New Revelation na początek to już nie jest granie pod DIO. Zwrotki to bojowy mocny heavy nieco przypominający granie SABATON, a refren hard rockowy z innym niż typowy Dio wokalem. Także i solo bardziej w tradycji melodyjnego hard rocka. Klawisze na tym albumie również pozbawione są tej patyny lat 70tych i słychać, że mają bardziej robić rockowe, a nawet parasymfoniczne tło, niż stanowić wzmocnienie dla obu gitar.
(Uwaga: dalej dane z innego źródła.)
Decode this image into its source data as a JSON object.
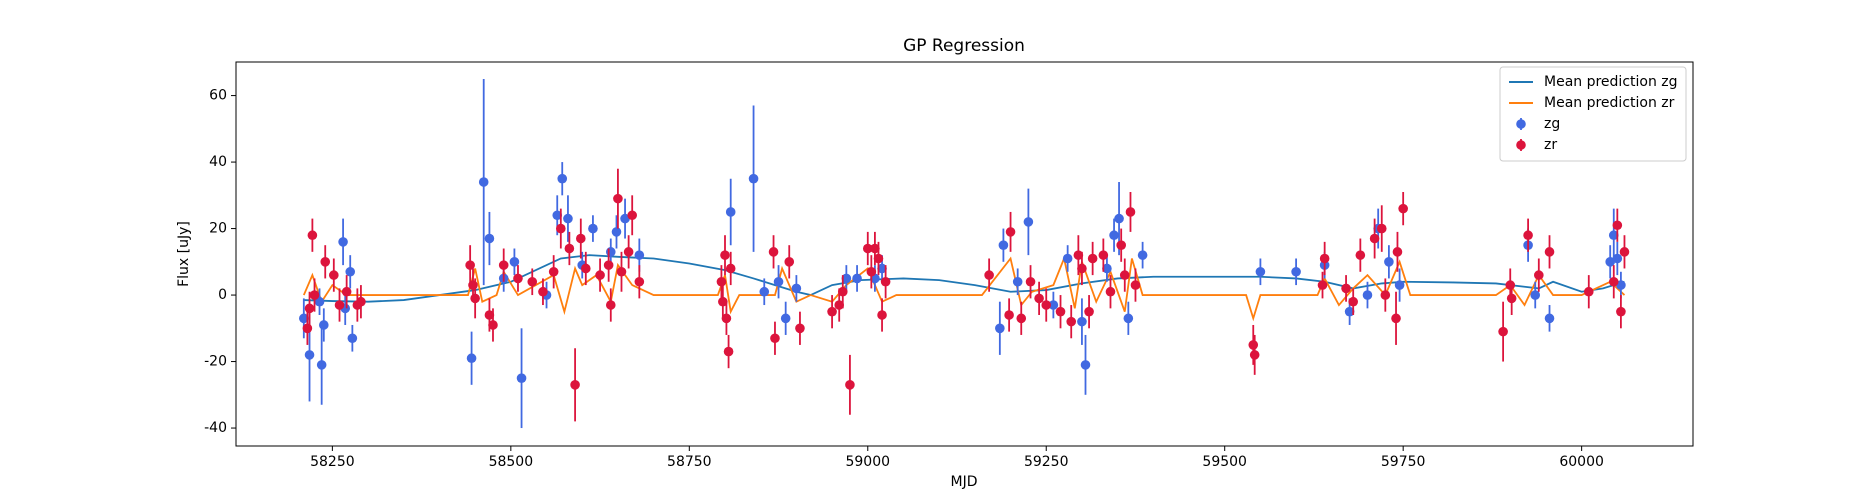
{
  "chart_data": {
    "type": "errorbar",
    "title": "GP Regression",
    "x_label": "MJD",
    "y_label": "Flux [uJy]",
    "xlim": [
      58115,
      60156
    ],
    "ylim": [
      -45.4,
      70.1
    ],
    "xticks": [
      58250,
      58500,
      58750,
      59000,
      59250,
      59500,
      59750,
      60000
    ],
    "yticks": [
      -40,
      -20,
      0,
      20,
      40,
      60
    ],
    "legend": "upper right",
    "series": [
      {
        "name": "Mean prediction zg",
        "type": "line",
        "color": "#1f77b4",
        "x": [
          58210,
          58250,
          58300,
          58350,
          58400,
          58450,
          58500,
          58540,
          58570,
          58610,
          58650,
          58700,
          58750,
          58800,
          58840,
          58870,
          58900,
          58920,
          58950,
          58990,
          59050,
          59100,
          59150,
          59200,
          59250,
          59300,
          59350,
          59400,
          59480,
          59550,
          59600,
          59640,
          59680,
          59720,
          59750,
          59820,
          59880,
          59920,
          59940,
          59960,
          60000,
          60030,
          60060
        ],
        "values": [
          -1.5,
          -1.8,
          -2,
          -1.5,
          0,
          1.5,
          4,
          8,
          11,
          12,
          11.5,
          11,
          9.5,
          7.5,
          5,
          3,
          1,
          0,
          3,
          4.5,
          5,
          4.5,
          3,
          1,
          1.5,
          3.5,
          5,
          5.5,
          5.5,
          5.5,
          5,
          4,
          2,
          3.5,
          4,
          3.8,
          3.5,
          2.5,
          2,
          4,
          1,
          2,
          4
        ]
      },
      {
        "name": "Mean prediction zr",
        "type": "line",
        "color": "#ff7f0e",
        "x": [
          58210,
          58222,
          58235,
          58250,
          58270,
          58300,
          58440,
          58450,
          58460,
          58480,
          58490,
          58510,
          58560,
          58575,
          58590,
          58600,
          58620,
          58640,
          58650,
          58670,
          58700,
          58790,
          58800,
          58808,
          58820,
          58870,
          58880,
          58900,
          58920,
          58950,
          58970,
          59000,
          59020,
          59040,
          59160,
          59200,
          59215,
          59230,
          59260,
          59275,
          59290,
          59300,
          59320,
          59340,
          59360,
          59370,
          59385,
          59530,
          59540,
          59550,
          59630,
          59640,
          59660,
          59680,
          59700,
          59725,
          59745,
          59760,
          59880,
          59900,
          59920,
          59940,
          59960,
          60000,
          60040,
          60060
        ],
        "values": [
          0,
          6,
          -2,
          3,
          0,
          0,
          0,
          8,
          -2,
          0,
          7,
          0,
          6,
          -5,
          8,
          3,
          6,
          -2,
          9,
          3,
          0,
          0,
          6,
          -5,
          0,
          0,
          8,
          -2,
          0,
          -2,
          3,
          8,
          -2,
          0,
          0,
          11,
          -3,
          1,
          3,
          11,
          -4,
          10,
          -2,
          7,
          -5,
          11,
          0,
          0,
          -7,
          0,
          0,
          5,
          -3,
          2,
          6,
          0,
          10,
          0,
          0,
          3,
          -3,
          6,
          0,
          0,
          4,
          0
        ]
      },
      {
        "name": "zg",
        "type": "errorbar",
        "color": "#4169e1",
        "x": [
          58210,
          58218,
          58232,
          58235,
          58238,
          58265,
          58268,
          58275,
          58278,
          58445,
          58462,
          58470,
          58490,
          58505,
          58515,
          58550,
          58565,
          58572,
          58580,
          58600,
          58615,
          58640,
          58648,
          58660,
          58680,
          58808,
          58840,
          58855,
          58875,
          58885,
          58900,
          58970,
          58985,
          59010,
          59020,
          59185,
          59190,
          59210,
          59225,
          59260,
          59280,
          59300,
          59305,
          59335,
          59345,
          59352,
          59365,
          59385,
          59550,
          59600,
          59640,
          59675,
          59700,
          59715,
          59730,
          59745,
          59925,
          59935,
          59955,
          60040,
          60045,
          60050,
          60055
        ],
        "values": [
          -7,
          -18,
          -2,
          -21,
          -9,
          16,
          -4,
          7,
          -13,
          -19,
          34,
          17,
          5,
          10,
          -25,
          0,
          24,
          35,
          23,
          9,
          20,
          13,
          19,
          23,
          12,
          25,
          35,
          1,
          4,
          -7,
          2,
          5,
          5,
          5,
          8,
          -10,
          15,
          4,
          22,
          -3,
          11,
          -8,
          -21,
          8,
          18,
          23,
          -7,
          12,
          7,
          7,
          9,
          -5,
          0,
          20,
          10,
          3,
          15,
          0,
          -7,
          10,
          18,
          11,
          3
        ],
        "errors": [
          6,
          14,
          4,
          12,
          5,
          7,
          5,
          5,
          4,
          8,
          31,
          8,
          4,
          4,
          15,
          4,
          6,
          5,
          7,
          4,
          4,
          4,
          5,
          6,
          5,
          10,
          22,
          4,
          5,
          5,
          4,
          4,
          4,
          4,
          4,
          8,
          5,
          4,
          10,
          4,
          4,
          7,
          9,
          4,
          5,
          11,
          5,
          4,
          4,
          4,
          4,
          4,
          4,
          6,
          5,
          5,
          5,
          4,
          4,
          5,
          8,
          5,
          4
        ]
      },
      {
        "name": "zr",
        "type": "errorbar",
        "color": "#dc143c",
        "x": [
          58215,
          58218,
          58222,
          58225,
          58240,
          58252,
          58260,
          58270,
          58285,
          58290,
          58443,
          58447,
          58450,
          58470,
          58475,
          58490,
          58510,
          58530,
          58545,
          58560,
          58570,
          58582,
          58590,
          58598,
          58605,
          58625,
          58637,
          58640,
          58650,
          58655,
          58665,
          58670,
          58680,
          58795,
          58797,
          58800,
          58805,
          58802,
          58808,
          58870,
          58868,
          58890,
          58905,
          58950,
          58960,
          58975,
          58965,
          59000,
          59005,
          59010,
          59015,
          59020,
          59025,
          59170,
          59200,
          59198,
          59215,
          59228,
          59240,
          59250,
          59270,
          59285,
          59295,
          59300,
          59310,
          59315,
          59330,
          59340,
          59355,
          59360,
          59368,
          59375,
          59540,
          59542,
          59640,
          59637,
          59670,
          59680,
          59690,
          59710,
          59720,
          59725,
          59740,
          59742,
          59750,
          59890,
          59900,
          59902,
          59925,
          59940,
          59955,
          60010,
          60045,
          60050,
          60055,
          60060
        ],
        "values": [
          -10,
          -4,
          18,
          0,
          10,
          6,
          -3,
          1,
          -3,
          -2,
          9,
          3,
          -1,
          -6,
          -9,
          9,
          5,
          4,
          1,
          7,
          20,
          14,
          -27,
          17,
          8,
          6,
          9,
          -3,
          29,
          7,
          13,
          24,
          4,
          4,
          -2,
          12,
          -17,
          -7,
          8,
          -13,
          13,
          10,
          -10,
          -5,
          -3,
          -27,
          1,
          14,
          7,
          14,
          11,
          -6,
          4,
          6,
          19,
          -6,
          -7,
          4,
          -1,
          -3,
          -5,
          -8,
          12,
          8,
          -5,
          11,
          12,
          1,
          15,
          6,
          25,
          3,
          -15,
          -18,
          11,
          3,
          2,
          -2,
          12,
          17,
          20,
          0,
          -7,
          13,
          26,
          -11,
          3,
          -1,
          18,
          6,
          13,
          1,
          4,
          21,
          -5,
          13
        ],
        "errors": [
          5,
          5,
          5,
          5,
          5,
          5,
          5,
          5,
          5,
          5,
          6,
          5,
          6,
          5,
          5,
          5,
          4,
          4,
          4,
          5,
          6,
          5,
          11,
          6,
          5,
          5,
          5,
          5,
          9,
          6,
          5,
          6,
          5,
          5,
          5,
          6,
          5,
          5,
          5,
          5,
          5,
          5,
          5,
          5,
          5,
          9,
          5,
          5,
          5,
          5,
          5,
          5,
          5,
          5,
          6,
          5,
          5,
          5,
          5,
          5,
          5,
          5,
          6,
          5,
          5,
          5,
          5,
          5,
          5,
          5,
          6,
          5,
          6,
          6,
          5,
          4,
          4,
          4,
          5,
          6,
          7,
          5,
          8,
          6,
          5,
          9,
          5,
          5,
          5,
          5,
          5,
          5,
          5,
          5,
          5,
          5
        ]
      }
    ]
  }
}
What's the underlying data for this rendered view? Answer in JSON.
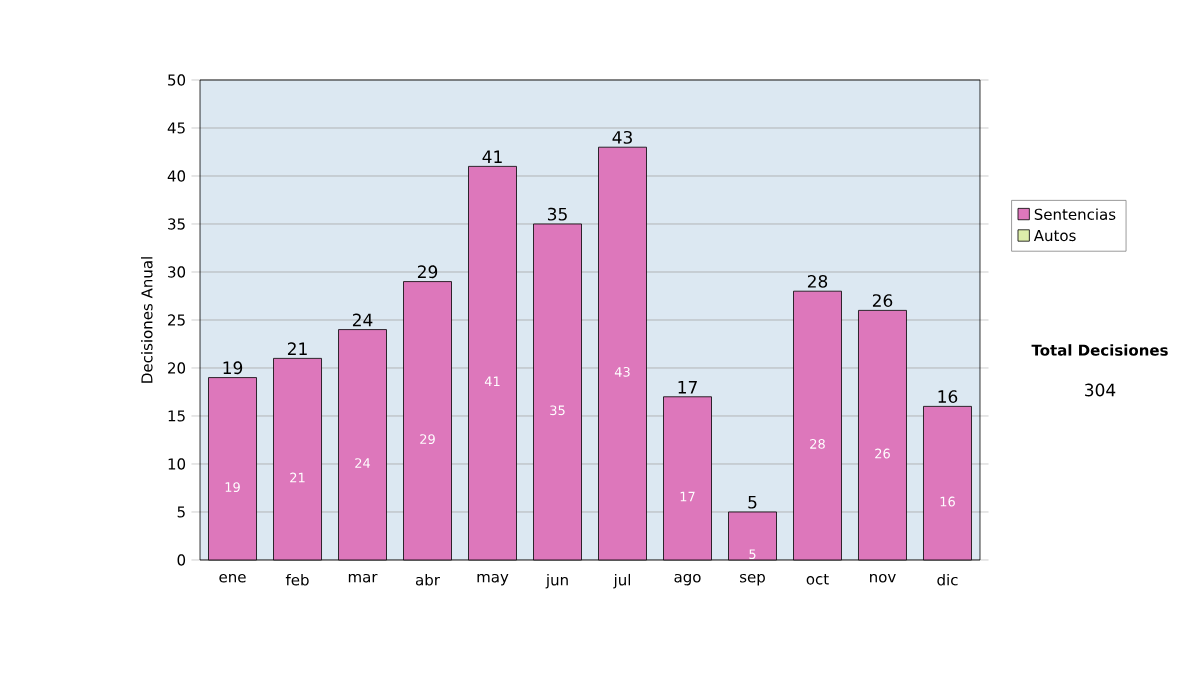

W Freedom War też epicki metal, ale taki bardziej heavy rockowy niż metalowy, z echami BLACK SABATH Martin Era w tych spokojnych partiach. Ostrzejszy Pentecostal Bound wypada tu lepiej i wokal w tej kompozycji masakrujący razem z dynamitem gitar. Trzy minuty zniszczenia, które potem ulegają wyciszeniu gdy rozpoczyna się mocna metalowa ballada - song Bastard Son. Tu ta wojenna maszyna ASTRAL DOORS nieco zwalnia, podobnie jak w Waiting For The Master i te dwa utwory to epika o nastrojowym charakterze, trochę smutna i wysublimowana w klimacie, z nutką zmęczenia walką. Nie mogę się oprzeć wrażeniu, że to taki SABATON, ale muzycznie widziany oczami żołnierza, który widział już za wiele i zaczyna wątpić w sens tego, co zrobił na polu bitwy. Takie skojarzenia budzi również Quisling, oparty na historii i problemie kolaboracji z okupantem. Planet Earth bardziej zdecydowany w swej wymowie, rozkwita w refrenie i tu ta stalowa ponurość nie jest już dominująca. Cold War Survivor utrzymuje poziom i styl kompozycji z tego albumu, wciąż ta melodyjność i potoczystość ze stalowym odcieniem dominuje, ale już w The Gates Of Light gdzieś się lekko pogubili w tej mieszance dziwnych riffów, refrenu rockowego i niby progresywnego zmieniania tempa. Melodia nieciekawa, a i Johansson jakoś nie potrafi zebrać wszystkiego głosem do kupy. Najsłabszy numer na tym LP. Shores Of Solitude to też dużo hard rocka w cięższej oprawie i bardzo dobre sola gitarowe. Niezbyt w tym wszystkim komponują się natomiast chórki. Jeden jedyny raz, w ostatnim na płycie Mercenary Man instrumenty klawiszowe grają pierwszoplanową rolę w długim wstępie, który jest jednak tylko przygrywką do mocnego heavy metalowego grania ogólnie całkowicie oddającego ten filozoficzny, niewesoły epicki metal, jaki tu ASTRAL DOORS zaproponował.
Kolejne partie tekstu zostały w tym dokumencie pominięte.